Extended Data Fig. 7. Computational cost of Step 2 in SAIGE-GENE+ with and without collapsing ultra-rare variants by sample sizes for gene-based tests for 18,372 genes with three maximum MAF cutoffs (1%, 0.1%, and 0.01%) and three variant annotations (LoF only, LoF + missense, and LoF + missense + synonymous).

In total, around 165,348 tests were run for each data set. Benchmarking was performed on randomly sub-sampled UK Biobank WES data with White British participants for glaucoma (1,741 cases and 162,408 controls). The reported run times and memory are medians of five runs with samples randomly selected from the full sample set using different sampling seeds. a, Plots of the time usage as a function of sample size (N). b, Plots of the maximum memory usage (for genes containing most variants) as a function of sample size (N).
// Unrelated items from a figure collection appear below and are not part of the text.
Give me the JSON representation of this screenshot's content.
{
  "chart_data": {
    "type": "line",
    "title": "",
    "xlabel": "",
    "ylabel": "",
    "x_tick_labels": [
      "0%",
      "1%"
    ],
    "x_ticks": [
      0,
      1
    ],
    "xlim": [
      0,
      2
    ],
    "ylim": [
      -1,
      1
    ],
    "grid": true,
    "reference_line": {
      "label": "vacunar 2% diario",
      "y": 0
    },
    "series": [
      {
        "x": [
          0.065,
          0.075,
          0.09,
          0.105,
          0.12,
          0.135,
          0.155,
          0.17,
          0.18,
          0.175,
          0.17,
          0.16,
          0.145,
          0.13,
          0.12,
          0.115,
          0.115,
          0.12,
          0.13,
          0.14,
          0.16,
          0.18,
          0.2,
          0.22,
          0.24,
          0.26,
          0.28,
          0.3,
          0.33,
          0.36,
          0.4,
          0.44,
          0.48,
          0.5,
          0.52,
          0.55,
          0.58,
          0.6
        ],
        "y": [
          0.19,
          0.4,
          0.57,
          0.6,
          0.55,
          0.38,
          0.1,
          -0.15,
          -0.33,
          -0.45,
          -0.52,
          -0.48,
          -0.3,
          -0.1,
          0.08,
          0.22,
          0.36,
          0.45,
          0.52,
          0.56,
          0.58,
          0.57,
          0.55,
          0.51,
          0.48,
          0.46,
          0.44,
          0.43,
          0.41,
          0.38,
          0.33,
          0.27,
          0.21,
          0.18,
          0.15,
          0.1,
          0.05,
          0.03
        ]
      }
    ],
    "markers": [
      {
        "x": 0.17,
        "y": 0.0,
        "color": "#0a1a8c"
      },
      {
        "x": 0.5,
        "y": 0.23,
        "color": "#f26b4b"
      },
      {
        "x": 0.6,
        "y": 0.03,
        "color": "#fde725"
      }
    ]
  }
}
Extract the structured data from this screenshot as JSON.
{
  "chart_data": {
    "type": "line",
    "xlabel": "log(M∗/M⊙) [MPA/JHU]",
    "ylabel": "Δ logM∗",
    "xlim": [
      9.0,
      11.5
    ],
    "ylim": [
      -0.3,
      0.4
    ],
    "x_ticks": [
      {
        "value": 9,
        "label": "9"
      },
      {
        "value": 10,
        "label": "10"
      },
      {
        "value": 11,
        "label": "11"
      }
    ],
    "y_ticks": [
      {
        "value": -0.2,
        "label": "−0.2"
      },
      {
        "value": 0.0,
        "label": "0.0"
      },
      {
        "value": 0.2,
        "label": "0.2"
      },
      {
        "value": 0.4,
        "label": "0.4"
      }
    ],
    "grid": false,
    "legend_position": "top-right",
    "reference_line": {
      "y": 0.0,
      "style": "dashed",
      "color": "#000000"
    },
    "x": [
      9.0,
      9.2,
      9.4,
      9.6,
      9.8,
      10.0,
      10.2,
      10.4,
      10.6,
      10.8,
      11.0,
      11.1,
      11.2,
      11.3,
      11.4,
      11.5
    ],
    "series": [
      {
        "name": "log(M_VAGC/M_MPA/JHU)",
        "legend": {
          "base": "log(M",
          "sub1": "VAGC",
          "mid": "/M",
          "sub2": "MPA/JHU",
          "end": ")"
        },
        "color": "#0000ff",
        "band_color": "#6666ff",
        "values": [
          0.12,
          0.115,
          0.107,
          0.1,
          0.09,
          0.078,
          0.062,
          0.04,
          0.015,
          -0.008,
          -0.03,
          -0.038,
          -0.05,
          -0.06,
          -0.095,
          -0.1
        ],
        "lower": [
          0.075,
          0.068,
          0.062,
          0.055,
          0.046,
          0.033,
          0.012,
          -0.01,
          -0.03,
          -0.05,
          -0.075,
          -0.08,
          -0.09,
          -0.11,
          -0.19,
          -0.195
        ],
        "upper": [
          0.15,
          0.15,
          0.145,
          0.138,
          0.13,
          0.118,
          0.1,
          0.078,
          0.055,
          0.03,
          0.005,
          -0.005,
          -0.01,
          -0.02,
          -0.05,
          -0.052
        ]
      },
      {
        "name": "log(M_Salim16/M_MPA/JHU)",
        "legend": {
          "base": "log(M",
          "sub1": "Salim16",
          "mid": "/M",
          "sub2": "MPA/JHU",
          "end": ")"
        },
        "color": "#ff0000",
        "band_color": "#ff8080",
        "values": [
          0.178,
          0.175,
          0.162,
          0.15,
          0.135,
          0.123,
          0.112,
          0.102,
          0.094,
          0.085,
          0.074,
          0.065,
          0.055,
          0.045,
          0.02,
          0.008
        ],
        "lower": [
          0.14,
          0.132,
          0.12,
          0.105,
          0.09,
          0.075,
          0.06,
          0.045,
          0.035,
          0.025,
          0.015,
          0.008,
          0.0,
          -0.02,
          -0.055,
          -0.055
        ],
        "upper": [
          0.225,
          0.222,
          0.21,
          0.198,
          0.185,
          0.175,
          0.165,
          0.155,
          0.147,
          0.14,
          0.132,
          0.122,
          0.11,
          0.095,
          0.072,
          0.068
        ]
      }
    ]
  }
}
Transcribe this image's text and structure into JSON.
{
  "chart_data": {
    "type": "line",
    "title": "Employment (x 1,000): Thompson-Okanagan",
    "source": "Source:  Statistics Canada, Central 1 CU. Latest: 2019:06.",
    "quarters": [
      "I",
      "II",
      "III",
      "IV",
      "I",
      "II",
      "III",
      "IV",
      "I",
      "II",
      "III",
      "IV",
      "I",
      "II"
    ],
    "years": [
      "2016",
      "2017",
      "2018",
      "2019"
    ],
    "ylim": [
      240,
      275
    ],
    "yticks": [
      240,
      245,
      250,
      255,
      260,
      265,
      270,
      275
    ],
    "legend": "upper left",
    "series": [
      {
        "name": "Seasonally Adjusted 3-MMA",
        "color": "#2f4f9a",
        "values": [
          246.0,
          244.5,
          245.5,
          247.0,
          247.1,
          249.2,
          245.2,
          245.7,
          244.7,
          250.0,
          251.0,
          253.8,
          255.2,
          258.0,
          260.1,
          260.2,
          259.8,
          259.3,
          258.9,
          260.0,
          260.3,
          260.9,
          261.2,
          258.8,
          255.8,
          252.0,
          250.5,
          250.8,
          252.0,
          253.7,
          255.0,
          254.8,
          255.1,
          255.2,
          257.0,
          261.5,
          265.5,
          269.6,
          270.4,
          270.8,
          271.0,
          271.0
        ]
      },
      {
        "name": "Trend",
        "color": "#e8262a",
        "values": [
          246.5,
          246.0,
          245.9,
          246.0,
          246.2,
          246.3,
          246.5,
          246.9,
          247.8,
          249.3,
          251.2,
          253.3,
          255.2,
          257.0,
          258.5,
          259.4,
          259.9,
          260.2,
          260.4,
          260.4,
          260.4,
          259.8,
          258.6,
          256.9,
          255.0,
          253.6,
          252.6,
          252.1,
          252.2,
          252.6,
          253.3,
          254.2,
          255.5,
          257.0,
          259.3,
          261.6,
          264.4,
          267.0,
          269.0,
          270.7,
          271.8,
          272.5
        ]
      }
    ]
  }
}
The x-axis is plotted on the log₂ scale. c, Scatter plots of the memory usage when N = 150,000 simulated with a random seed. We split the 165,348 tests into 133 chunks, each with ~150 genes. For each gene, nine SKAT-O tests were conducted corresponding to three different MAF cutoffs and functional annotations followed by combining the P values using the Cauchy combination or minimum P-value approach. Tests conducted in the analysis were two-sided. Each dot in the plot is the maximum memory usage of a chunk among five runs with different random seeds.